Chitrita Goswami et al. Front Oncol. .

Abstract

Over the last decade autologous stem cell transplantation (ASCT) has emerged as the standard of care in the management of Multiple Myeloma (MM). However, the cases of early relapse (within 36 months) after the stem cell rescue remains a significant challenge. For a lot of practical purposes, it is crucial to identify whether a patient undergoing ASCT falls into the high-risk group (likely to relapse within 36 months) or a low risk one. Our analysis showed that existing MM staging systems (International Staging System or ISS and Durie Salmon Staging or DSS) are not sufficient to discriminate between the risk groups significantly.
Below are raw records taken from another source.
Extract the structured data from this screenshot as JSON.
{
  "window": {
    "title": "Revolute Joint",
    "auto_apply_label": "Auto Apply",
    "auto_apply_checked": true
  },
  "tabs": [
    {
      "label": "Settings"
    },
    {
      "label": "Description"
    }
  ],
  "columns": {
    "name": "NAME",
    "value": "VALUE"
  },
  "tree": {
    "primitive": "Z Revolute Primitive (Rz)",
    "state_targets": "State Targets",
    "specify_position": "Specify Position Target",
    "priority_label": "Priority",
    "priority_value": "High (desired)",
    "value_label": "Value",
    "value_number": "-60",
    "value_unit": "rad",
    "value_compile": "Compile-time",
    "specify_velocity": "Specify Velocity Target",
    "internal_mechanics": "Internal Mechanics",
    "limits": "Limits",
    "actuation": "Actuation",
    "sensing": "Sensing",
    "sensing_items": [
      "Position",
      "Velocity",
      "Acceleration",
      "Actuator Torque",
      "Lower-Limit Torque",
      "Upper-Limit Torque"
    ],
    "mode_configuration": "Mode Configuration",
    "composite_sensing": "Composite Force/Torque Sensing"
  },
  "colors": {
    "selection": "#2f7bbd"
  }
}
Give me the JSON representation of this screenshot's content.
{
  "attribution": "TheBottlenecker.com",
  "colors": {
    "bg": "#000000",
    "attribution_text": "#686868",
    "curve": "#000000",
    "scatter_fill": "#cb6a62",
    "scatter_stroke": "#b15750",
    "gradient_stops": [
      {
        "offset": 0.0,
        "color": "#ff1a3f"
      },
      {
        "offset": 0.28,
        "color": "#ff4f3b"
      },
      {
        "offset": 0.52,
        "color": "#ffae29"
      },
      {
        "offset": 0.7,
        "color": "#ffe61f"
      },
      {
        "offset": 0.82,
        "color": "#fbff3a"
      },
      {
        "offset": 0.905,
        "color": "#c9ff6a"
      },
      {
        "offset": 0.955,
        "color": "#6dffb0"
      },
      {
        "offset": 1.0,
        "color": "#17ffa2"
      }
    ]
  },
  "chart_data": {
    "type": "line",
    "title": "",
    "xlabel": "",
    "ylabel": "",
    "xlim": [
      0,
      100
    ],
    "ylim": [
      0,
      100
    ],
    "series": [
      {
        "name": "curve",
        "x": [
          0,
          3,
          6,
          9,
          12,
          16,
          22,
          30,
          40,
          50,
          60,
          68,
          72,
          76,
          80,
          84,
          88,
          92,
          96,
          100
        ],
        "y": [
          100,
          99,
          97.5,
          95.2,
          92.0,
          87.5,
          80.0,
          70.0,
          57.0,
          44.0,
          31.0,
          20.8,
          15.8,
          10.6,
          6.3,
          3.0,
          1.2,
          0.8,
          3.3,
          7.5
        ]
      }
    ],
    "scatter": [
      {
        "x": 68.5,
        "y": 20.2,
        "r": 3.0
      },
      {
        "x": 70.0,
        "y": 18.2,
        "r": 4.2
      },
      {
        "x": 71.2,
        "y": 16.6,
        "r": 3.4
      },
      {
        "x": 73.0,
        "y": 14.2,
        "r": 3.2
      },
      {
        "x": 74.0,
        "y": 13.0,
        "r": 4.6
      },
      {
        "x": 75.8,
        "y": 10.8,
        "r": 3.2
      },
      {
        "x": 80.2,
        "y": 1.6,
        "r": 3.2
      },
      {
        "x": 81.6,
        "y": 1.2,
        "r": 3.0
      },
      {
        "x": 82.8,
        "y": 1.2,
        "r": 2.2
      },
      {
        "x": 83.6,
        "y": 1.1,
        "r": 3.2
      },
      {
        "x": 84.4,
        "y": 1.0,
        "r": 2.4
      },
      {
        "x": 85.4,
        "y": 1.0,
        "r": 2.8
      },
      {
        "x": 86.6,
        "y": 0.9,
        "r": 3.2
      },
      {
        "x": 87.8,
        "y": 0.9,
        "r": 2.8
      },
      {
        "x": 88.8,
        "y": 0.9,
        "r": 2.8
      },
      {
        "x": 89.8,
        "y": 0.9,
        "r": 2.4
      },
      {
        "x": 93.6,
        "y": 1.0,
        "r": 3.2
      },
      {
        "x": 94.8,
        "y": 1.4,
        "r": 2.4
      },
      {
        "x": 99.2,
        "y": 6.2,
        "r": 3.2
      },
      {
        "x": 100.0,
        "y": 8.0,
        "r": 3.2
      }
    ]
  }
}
To address this, we gathered a total of 39 clinical and laboratory parameters of 347 patients from the Department of Medical Oncology of All India Institute of Medical Sciences (AIIMS). We employed a stacked machine learning model consisting spectral clustering and Fast and Frugal Tree (FFT) technique to come up with a 3-factor multivariate 2-stage staging scheme, which turns out to be extremely decisive about the outcome of the stem cell rescue. Our model comes up with a three-factor (1. if patients has relapsed following remission, 2. response to induction, 3. pre-transplant Glomerular Filtration Rate or GFR) staging scheme. The resulting model stratifies patients into high-risk and low-risk groups with markedly distinct progression-free (median survival-24 months vs. 91 months) and overall survival (median survival-51 months vs. 135 months) patterns.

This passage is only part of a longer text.